You would typically implement a batch process if you needed to schedule the update or manipulation of data for a time in which the systems and data involved were less “busy”.
As an example, we might need to update changed product data every day, from one system to another. It may be important to do this update when there are not a lot of users trying to hit an application that uses that product data because it could slow down system response time for the users. In this case we would want to use a batch process. In the implementation, the changed product data would be extracted from the main system and imported into another system nightly. Then there may also be manipulations such as upon importing, such as concatenating the productName and productDescription fields into the productDescription field in the new repository.
There was a post on the messageboard recently about what models to use to capture batch process requirements. Use cases do not work well, and while process flows might sometimes work, the model choice really depends on the complexity of the transactions.
When I think about something like a batch process to load data, I start with a set of questions.
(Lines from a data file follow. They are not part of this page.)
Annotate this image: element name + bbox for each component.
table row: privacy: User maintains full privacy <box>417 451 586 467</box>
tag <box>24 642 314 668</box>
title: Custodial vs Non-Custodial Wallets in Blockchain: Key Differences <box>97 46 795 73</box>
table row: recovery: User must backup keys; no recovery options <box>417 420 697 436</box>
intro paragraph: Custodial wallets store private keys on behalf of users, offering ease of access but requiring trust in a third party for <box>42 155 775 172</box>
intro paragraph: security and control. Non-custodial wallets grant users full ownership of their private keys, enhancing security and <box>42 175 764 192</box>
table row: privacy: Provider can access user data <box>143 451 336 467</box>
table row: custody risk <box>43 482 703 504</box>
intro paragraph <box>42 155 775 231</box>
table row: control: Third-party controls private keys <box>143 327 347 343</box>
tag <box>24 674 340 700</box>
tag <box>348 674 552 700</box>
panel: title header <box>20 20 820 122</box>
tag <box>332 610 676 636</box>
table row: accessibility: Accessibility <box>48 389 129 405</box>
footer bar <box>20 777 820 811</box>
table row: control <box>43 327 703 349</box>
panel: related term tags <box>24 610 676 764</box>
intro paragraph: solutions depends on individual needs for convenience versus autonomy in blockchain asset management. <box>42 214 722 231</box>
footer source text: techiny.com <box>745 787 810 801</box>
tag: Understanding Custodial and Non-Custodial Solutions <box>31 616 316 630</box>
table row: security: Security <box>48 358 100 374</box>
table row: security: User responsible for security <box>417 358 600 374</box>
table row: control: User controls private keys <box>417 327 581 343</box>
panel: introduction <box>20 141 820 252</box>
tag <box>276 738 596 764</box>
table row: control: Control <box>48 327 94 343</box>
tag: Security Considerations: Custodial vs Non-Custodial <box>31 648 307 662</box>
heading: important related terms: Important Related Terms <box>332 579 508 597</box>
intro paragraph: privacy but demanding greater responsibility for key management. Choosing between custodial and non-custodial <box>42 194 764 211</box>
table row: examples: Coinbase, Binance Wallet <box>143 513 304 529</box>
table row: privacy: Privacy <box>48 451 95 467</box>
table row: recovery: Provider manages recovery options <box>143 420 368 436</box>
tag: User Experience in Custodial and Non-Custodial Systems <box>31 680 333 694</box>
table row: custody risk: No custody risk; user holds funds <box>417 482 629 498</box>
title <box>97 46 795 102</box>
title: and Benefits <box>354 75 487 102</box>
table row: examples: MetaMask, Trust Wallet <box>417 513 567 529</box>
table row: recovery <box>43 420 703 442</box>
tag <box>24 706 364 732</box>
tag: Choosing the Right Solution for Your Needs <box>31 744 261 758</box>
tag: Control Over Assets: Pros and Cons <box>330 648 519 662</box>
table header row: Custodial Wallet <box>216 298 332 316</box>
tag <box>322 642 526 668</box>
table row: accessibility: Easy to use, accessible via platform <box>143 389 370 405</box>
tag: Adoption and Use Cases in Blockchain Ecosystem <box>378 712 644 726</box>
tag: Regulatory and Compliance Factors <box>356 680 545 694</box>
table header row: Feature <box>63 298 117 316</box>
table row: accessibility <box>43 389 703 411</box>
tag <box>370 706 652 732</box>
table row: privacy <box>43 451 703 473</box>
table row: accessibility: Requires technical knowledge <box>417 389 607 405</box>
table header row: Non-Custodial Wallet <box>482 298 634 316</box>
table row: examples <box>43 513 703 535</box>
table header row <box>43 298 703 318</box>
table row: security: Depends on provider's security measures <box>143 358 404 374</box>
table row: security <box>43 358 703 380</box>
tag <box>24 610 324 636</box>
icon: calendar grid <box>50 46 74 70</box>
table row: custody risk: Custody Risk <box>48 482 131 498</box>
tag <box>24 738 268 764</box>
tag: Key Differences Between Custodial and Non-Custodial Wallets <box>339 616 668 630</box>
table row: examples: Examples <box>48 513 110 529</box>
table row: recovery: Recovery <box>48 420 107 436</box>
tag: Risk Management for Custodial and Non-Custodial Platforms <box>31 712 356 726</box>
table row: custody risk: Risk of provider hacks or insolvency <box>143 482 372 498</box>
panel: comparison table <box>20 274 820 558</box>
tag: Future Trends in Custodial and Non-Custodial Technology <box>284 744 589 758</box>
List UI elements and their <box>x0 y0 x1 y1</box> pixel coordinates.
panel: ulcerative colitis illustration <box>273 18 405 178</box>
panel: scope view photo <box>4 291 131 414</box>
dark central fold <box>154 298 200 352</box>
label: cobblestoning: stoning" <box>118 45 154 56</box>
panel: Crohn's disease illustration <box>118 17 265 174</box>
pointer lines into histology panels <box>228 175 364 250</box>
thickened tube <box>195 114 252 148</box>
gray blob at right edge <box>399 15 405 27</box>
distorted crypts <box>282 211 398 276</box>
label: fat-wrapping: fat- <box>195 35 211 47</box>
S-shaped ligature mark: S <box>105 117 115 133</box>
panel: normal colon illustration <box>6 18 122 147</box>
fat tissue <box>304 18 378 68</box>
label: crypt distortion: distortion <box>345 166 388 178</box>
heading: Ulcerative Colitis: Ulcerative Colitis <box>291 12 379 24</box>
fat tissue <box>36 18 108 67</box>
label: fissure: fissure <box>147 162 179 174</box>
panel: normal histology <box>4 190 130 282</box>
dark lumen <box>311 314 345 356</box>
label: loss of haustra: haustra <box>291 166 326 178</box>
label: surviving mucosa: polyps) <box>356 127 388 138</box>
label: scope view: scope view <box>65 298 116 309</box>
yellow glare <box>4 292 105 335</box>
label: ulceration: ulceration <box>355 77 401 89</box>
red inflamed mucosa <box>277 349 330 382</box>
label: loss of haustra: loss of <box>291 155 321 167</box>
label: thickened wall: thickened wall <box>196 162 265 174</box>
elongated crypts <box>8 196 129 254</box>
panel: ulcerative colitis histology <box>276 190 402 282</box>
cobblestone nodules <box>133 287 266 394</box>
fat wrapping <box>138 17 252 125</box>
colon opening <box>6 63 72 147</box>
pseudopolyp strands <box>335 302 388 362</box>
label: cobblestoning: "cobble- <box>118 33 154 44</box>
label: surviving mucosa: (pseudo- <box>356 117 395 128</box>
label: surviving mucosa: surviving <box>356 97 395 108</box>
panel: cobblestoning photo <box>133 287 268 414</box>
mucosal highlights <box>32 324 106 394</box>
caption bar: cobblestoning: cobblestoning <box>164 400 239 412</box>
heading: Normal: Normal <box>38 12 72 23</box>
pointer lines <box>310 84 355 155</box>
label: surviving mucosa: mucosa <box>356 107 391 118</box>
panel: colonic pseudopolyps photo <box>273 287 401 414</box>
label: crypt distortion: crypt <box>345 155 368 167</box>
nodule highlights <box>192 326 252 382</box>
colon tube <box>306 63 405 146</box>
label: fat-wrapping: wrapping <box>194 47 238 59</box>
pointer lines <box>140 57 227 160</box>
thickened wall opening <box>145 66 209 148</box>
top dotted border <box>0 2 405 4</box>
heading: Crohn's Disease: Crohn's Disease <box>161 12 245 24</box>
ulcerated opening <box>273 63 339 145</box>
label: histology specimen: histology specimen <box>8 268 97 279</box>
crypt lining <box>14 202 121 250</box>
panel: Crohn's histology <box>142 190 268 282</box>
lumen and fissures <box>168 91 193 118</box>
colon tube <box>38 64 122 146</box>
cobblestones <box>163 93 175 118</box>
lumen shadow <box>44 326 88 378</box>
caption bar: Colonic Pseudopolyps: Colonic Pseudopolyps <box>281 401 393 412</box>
To answer each of those questions, I employ the appropriate model:
Use data models, such as data dictionaries, ERDs, state tables:
- What data needs to be manipulated?
- What data needs to be batched?
- What are the attributes on the data to be batched?
- What is the desired end state of the data after running the process? (This might be a state of the data or it might be an output format.)
- What manipulations are executed on the data as part of processing? (If the manipulations get complicated, then a process flow diagram might help describe those steps.)
Use system models, such as context diagrams:
- Where does the data come from?
- Where does the data need to go?
- What other systems have data that is used in the manipulation?
Use people or system models, such as actor lists or context diagrams:
- What or who triggers the batch process to run?
Use non-functional models to identify non-functional requirements:
- When does the process execution need to be completed by?
- How frequent does the process need to run?
In capturing the requirements for batch processes, you need to start with a set of questions that have to be answered to gather the basic data, and then apply the known models to answer those questions.